Ryan Cleary, the LulzSec hacker who faces charges on both sides of the Atlantic after hacking into multiple websites belonging to entertainment companies, as well as governmental agencies, banks and other businesses, has plead guilty in a British crown court to some of the crimes he’s been accused of, while denying other allegations.
Cleary, 20, appeared today in Southwark crown court today alongside Jake Davis, a 19 year old from Lerwick in Shetland, off the North Coast of Scotland. Despite only Cleary being named in the US federal court jury indictment issued last week – which mentions three unnamed collaborators – Davis is one of two conspirators in the various attempts to hack the websites of Fox Entertainment Group, Sony Pictures Entertainment, PBS, the British Serious Organized Crime Agency, the CIA and many other organizations as part of attacks carried out under the collective name of LulzSec that have been identified – and, in fact, arrested – by British authorities.

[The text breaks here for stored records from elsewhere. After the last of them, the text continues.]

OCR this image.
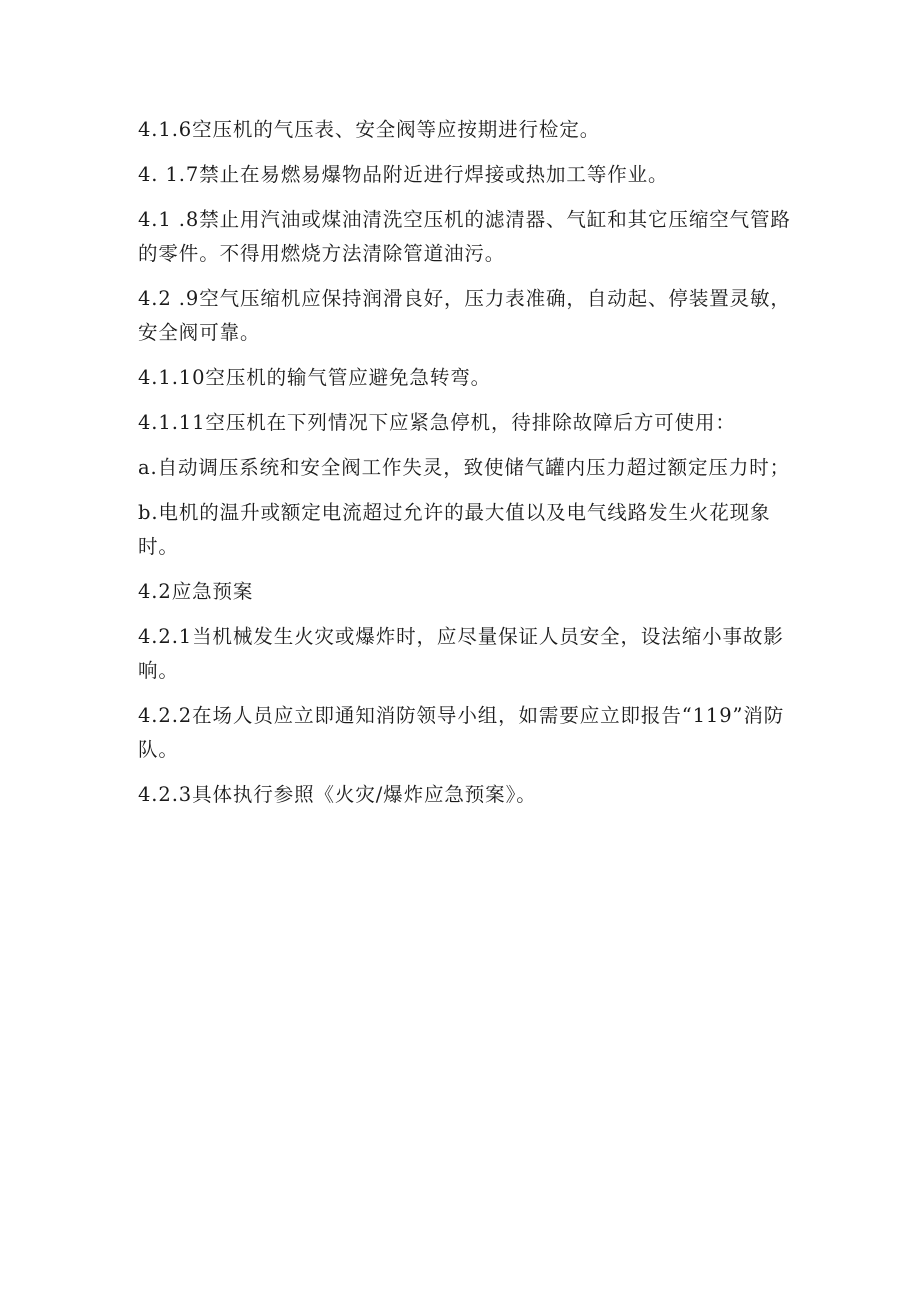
4.1.6空压机的气压表、安全阀等应按期进行检定。

4. 1.7禁止在易燃易爆物品附近进行焊接或热加工等作业。

4.1 .8禁止用汽油或煤油清洗空压机的滤清器、气缸和其它压缩空气管路的零件。不得用燃烧方法清除管道油污。

4.2 .9空气压缩机应保持润滑良好，压力表准确，自动起、停装置灵敏，安全阀可靠。

4.1.10空压机的输气管应避免急转弯。

4.1.11空压机在下列情况下应紧急停机，待排除故障后方可使用：

a.自动调压系统和安全阀工作失灵，致使储气罐内压力超过额定压力时；

b.电机的温升或额定电流超过允许的最大值以及电气线路发生火花现象时。

4.2应急预案

4.2.1当机械发生火灾或爆炸时，应尽量保证人员安全，设法缩小事故影响。

4.2.2在场人员应立即通知消防领导小组，如需要应立即报告“119”消防队。

4.2.3具体执行参照《火灾/爆炸应急预案》。
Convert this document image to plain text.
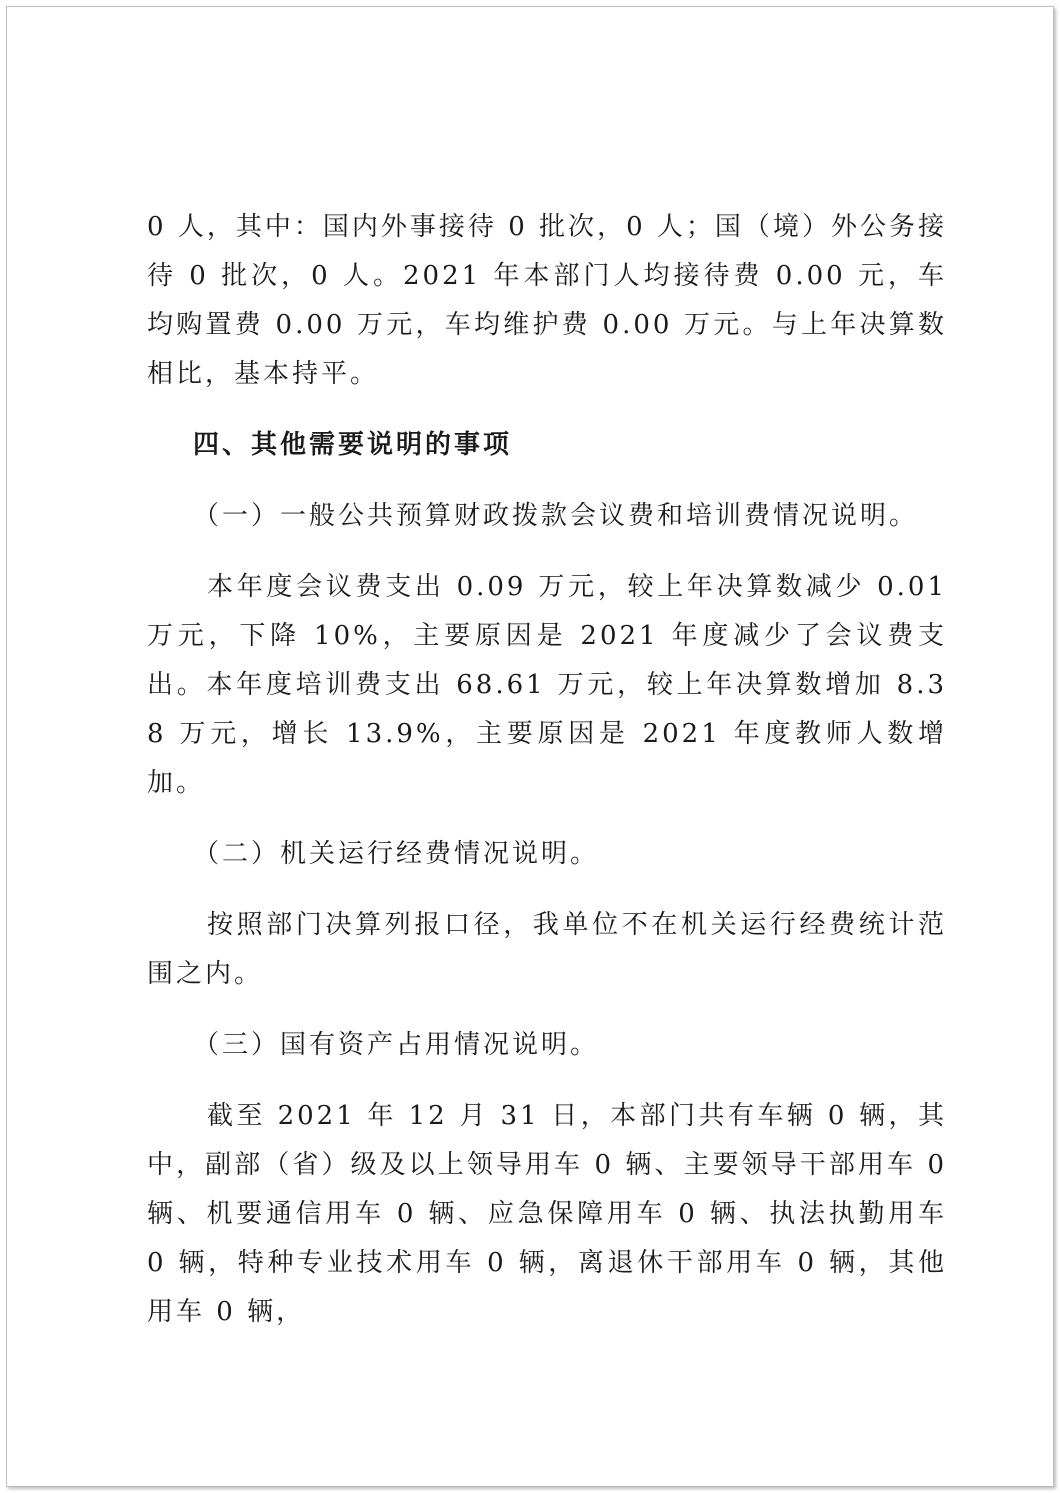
0 人，其中：国内外事接待 0 批次，0 人；国（境）外公务接待 0 批次，0 人。2021 年本部门人均接待费 0.00 元，车均购置费 0.00 万元，车均维护费 0.00 万元。与上年决算数相比，基本持平。

四、其他需要说明的事项

（一）一般公共预算财政拨款会议费和培训费情况说明。

本年度会议费支出 0.09 万元，较上年决算数减少 0.01 万元，下降 10%，主要原因是 2021 年度减少了会议费支出。本年度培训费支出 68.61 万元，较上年决算数增加 8.38 万元，增长 13.9%，主要原因是 2021 年度教师人数增加。

（二）机关运行经费情况说明。

按照部门决算列报口径，我单位不在机关运行经费统计范围之内。

（三）国有资产占用情况说明。

截至 2021 年 12 月 31 日，本部门共有车辆 0 辆，其中，副部（省）级及以上领导用车 0 辆、主要领导干部用车 0 辆、机要通信用车 0 辆、应急保障用车 0 辆、执法执勤用车 0 辆，特种专业技术用车 0 辆，离退休干部用车 0 辆，其他用车 0 辆，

Cleary and Davis both pleaded guilty to two counts of conspiracy to do an unauthorised act or acts with intent to impair, or with recklessness as to impairing, the operation of a computer or computers, but the two also pleaded not guilty to encouraging or assisting an offence, contrary to section 45 of the Serious Crime Act 2007, and encouraging or assisting offences, contrary to section 46 of the Serious Crime Act 2007. The latter not guilty plea referred to both men denying allegations that they had shared “unlawfully obtained confidential computer data” publicly via sites including PirateBay, LulzSec and PasteBin, with such shared material encouraging similar hacks or other crimes “contrary to the Serious Crime Act.”
Cleary also separately plead guilty to four additional charges, including hacking into computers owned by the US Air Force, located at the Pentagon, over a two year period between January 2009 and June 2011.
The other two conspirators arrested as part of the investigation into Cleary’s crimes – Ryan Ackroyd, 25, of Doncaster and a 17 year old student from South London whose identity is being kept hidden due to his being a minor – also appeared in court today but both men pleaded not guilty to all charges. All four will stand trial in April of next year, with all but Cleary being released on bail after today’s hearing. The reason for the relatively distant court date, the court was told, was the amount of evidence necessary to prepare the case; apparently, it will take 3,000 hours to review the material against Ackroyd alone.
Cleary remains in custody, presumably awaiting a final decision over what – if anything – will happen to him regarding the US indictment against him for these crimes. Last week, it was believed that US authorities were willing to waive any and all extradition policies should Cleary face justice in his home country for the charges.